— А мне есть что терять, Валера. Знаешь, я всегда тобой восхищалась. Что ты ржешь? Ну да, слово громкое, но это правда. Ты смог от всего отказаться и уйти. У меня так не получится. Я привыкла жить так, как сейчас, и меняться уже поздно.
— Да ерунда это все. Поздно, не поздно… Жизнь припрет, так сразу все твои привычки прикажут долго жить, уж поверь. А еще скажу так — для меня самым сложным было не от денег и возможностей отвыкнуть, а с ума от снов не сойти. Мне же та ночь постоянно мерещилась, подушка каждое утро от пота мокрой была.
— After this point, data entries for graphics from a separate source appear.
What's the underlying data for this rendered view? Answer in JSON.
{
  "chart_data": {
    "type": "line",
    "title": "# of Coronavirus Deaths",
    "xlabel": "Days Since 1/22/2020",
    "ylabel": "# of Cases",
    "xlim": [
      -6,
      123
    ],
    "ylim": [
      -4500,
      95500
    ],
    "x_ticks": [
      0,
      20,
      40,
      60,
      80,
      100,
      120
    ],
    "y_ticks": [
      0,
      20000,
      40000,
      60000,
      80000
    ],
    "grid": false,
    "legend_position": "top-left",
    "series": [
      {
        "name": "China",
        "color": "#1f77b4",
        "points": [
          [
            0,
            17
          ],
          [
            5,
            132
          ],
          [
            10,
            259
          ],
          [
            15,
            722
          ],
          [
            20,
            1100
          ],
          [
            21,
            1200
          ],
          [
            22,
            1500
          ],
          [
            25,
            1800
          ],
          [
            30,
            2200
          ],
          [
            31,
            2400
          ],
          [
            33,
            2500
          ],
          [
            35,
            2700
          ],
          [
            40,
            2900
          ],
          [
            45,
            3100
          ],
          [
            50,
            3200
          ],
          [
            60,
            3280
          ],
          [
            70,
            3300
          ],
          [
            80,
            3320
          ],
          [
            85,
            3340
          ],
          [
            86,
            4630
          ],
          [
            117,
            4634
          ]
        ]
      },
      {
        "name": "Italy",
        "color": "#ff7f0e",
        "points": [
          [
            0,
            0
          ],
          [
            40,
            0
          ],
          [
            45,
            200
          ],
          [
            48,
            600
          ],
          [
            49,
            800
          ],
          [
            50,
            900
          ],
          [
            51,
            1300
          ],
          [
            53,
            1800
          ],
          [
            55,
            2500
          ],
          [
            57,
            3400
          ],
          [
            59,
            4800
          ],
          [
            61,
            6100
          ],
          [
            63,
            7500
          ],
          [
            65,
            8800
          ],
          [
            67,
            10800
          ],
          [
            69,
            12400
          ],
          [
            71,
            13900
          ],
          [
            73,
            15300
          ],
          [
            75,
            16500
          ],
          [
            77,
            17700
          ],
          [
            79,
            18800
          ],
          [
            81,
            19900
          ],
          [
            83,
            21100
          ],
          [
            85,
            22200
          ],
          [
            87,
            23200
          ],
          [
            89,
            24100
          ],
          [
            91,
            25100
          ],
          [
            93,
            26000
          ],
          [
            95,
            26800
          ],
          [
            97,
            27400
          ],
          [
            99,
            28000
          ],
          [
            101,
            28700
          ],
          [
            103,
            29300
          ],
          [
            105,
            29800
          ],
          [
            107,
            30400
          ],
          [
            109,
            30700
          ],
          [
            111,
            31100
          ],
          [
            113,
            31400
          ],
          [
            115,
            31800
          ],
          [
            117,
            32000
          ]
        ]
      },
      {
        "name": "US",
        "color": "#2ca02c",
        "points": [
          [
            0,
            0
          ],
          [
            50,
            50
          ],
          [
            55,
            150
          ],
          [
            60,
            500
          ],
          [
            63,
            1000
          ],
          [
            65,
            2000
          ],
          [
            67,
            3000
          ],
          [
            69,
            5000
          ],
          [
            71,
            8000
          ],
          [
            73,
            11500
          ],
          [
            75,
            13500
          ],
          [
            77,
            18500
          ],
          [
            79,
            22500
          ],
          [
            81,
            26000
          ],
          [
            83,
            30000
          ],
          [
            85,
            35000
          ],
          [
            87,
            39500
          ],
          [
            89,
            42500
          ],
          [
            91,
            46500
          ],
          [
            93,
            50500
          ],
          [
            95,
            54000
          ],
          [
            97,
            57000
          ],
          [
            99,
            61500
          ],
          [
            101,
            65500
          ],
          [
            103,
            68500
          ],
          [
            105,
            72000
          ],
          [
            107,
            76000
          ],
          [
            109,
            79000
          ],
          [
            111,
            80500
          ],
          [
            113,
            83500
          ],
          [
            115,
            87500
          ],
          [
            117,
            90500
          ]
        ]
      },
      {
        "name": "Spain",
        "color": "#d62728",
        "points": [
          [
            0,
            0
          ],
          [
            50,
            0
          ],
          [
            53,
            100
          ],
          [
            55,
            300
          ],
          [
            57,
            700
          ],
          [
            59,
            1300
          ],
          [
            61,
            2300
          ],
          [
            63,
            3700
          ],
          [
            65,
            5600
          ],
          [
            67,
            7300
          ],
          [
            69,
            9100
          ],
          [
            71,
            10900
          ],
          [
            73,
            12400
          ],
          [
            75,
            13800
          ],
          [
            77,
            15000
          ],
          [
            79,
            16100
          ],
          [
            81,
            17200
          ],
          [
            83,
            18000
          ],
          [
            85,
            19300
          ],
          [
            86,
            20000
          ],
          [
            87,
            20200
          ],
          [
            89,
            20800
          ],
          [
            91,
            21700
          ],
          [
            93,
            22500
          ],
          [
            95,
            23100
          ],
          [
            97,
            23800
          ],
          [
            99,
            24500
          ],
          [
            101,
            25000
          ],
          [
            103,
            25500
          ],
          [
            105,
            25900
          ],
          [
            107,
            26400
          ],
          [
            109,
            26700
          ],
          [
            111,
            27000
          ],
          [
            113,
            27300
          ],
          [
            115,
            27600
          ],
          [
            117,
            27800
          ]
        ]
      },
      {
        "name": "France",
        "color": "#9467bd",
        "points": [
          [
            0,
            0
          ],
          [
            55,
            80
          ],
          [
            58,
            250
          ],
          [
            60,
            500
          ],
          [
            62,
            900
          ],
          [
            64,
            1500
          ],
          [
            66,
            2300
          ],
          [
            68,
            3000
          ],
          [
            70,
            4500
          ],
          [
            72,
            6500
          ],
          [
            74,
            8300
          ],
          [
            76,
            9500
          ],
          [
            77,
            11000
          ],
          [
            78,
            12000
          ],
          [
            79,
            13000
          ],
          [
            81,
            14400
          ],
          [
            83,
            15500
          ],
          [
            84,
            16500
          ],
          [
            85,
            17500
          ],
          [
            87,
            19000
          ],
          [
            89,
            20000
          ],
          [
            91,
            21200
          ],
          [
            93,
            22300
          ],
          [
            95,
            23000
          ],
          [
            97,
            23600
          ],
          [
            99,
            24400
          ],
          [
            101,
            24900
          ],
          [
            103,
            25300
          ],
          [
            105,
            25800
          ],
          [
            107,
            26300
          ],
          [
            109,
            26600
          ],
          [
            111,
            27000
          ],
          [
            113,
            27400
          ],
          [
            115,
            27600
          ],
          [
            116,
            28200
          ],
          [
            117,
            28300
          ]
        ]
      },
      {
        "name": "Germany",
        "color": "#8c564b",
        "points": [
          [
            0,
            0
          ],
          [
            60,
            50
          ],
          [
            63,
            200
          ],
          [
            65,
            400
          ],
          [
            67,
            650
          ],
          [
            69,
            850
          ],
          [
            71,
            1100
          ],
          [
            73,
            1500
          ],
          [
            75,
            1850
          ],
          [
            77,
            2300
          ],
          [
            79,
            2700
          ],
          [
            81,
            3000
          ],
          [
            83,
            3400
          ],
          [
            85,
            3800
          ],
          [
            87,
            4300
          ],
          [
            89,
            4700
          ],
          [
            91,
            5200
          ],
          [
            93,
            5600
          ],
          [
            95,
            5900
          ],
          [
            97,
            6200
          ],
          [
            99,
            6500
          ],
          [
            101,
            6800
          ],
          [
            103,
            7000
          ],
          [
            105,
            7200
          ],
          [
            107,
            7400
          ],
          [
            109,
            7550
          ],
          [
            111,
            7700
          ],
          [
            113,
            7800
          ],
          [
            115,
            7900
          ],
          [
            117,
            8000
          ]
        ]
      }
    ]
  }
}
Вот это да, это страшно. Только глаза закроешь, и ту девчонку видишь. Стекло битое, дым, вонь, кровь, она орет… А остальное чепуха. Так даже проще, поверь. Вот и сейчас мне хоть бы хны, потому что из рядовых не разжалуют.
— Может, ты и прав — Юлька оторвалась от моего плеча, на ее щеках я увидел две мокрые дорожки — Как всегда. Ладно, пошли, нас ждут в саду. Вино свое не забудь.
— Мы можем туда не идти, в чем проблема? предложил я — Мне вот отца видеть совершенно неохота, опять ведь поцапаемся. Давай лучше вызовем такси, поедем ко мне и устроим себе веселый вечер.
— Это невежливо — девушка встала с табурета — Все-таки они наши родители, и мы обязаны проявлять уважение по отношению к ним. Пойдем, Валера, чему быть, тому не миновать.
Если бы я был чуть сентиментальнее, то непременно умилился бы при виде картины, представшей перед нами. Ну, сами посудите — ухоженный сад во всей его позднелетней (или даже уже раннеосенней прелести), неяркое солнышко, пробивающееся сквозь листву, курящийся дымком подлинный «воронцовский» самовар, который дядя Сережа еще в начале века купил за большие деньги на каком-то аукционе, стол, заставленный простой, но вкусной едой, и родители, попивающие чаек и мило беседующие друг с другом. Если не знать, сколько всякого разного между нашими семьями за последние два с половиной десятилетия произошло, то можно подумать, что они вообще родственники.
Впрочем, с учетом того, что я услышал пару минут назад, то оно почти так и есть. Как это правильно-то? Свояки? Сваты? Не знаю точно. Была бы тут Марфа Петровна, так ответила бы, ей ли эти тонкости не знать.
А забавно было бы сейчас ей позвонить и данный вопрос задать. Вот, поди, старушка удивилась бы!
— Мое почтение всем присутствующим — весело произнес я, подходя к столу — Смотрю, дядя Сережа, вы своим привычкам не изменяете. Как не жаловали чайники, так и не жалуете, предпочитаете более сложные конструкции.
— Зря иронизируешь — Певцов-старший привстал, отвечая на мое рукопожатие — Самовар очень умный человек придумал, Валера, который знал, что делал. Опять же сам процесс его раскочегаривания мне по душе. Это тебе не кнопку нажать, тут определенная медитативность присутствует, которая нервы успокаивает, мысли дурные прочь гонит.
— А если еще можжевеловых веточек в трубу сунуть, то и вовсе — уууу! — поддержал его я, подумав, и протянув руку отцу, чему тот, похоже, немного удивился — И это ни разу не шутка. Вот только непонятно, зачем я вино покупал?
— Мне тоже — подала голос тетя Жанна — У нас есть винный погреб, ты прекрасно про это знаешь.
Мама бросила на нее короткий взгляд, из которого мне стало ясно — отношения лучше не стали, и то, что эти двое сидят за одним столом, ничего не значит. Просто они решили не спорить с мужьями, каждая по своим причинам. Ну, или сочли данную партию для своего чада наиболее приемлемой из всех возможных. Так сказать, меньшим злом.
И это значит, что союзников ни у меня, ни у Юльки не осталось. Если, конечно, не считать нас самих.
— Для меня — бросила Юлька, усаживаясь на один из двух пустующих стульев, которые, похоже, заранее предназначили для нас — Валера, откупорь бутылку белого. Вон штопор лежит, видишь? Вечер у нас семейный, прислугу мама до завтра отпустила, потому уж расстарайся.
Я выполнил ее просьбу, после налил себе чашку чаю и уселся за стол.
— Не налегала бы ты на вино — посоветовала Юльке мать — Или хоть поешь сначала, ведь с утра голодная ходишь.
Ничего моя подруга ей не ответила, только осушила бокал до дна, и протянула его мне с четким посылом «освежи».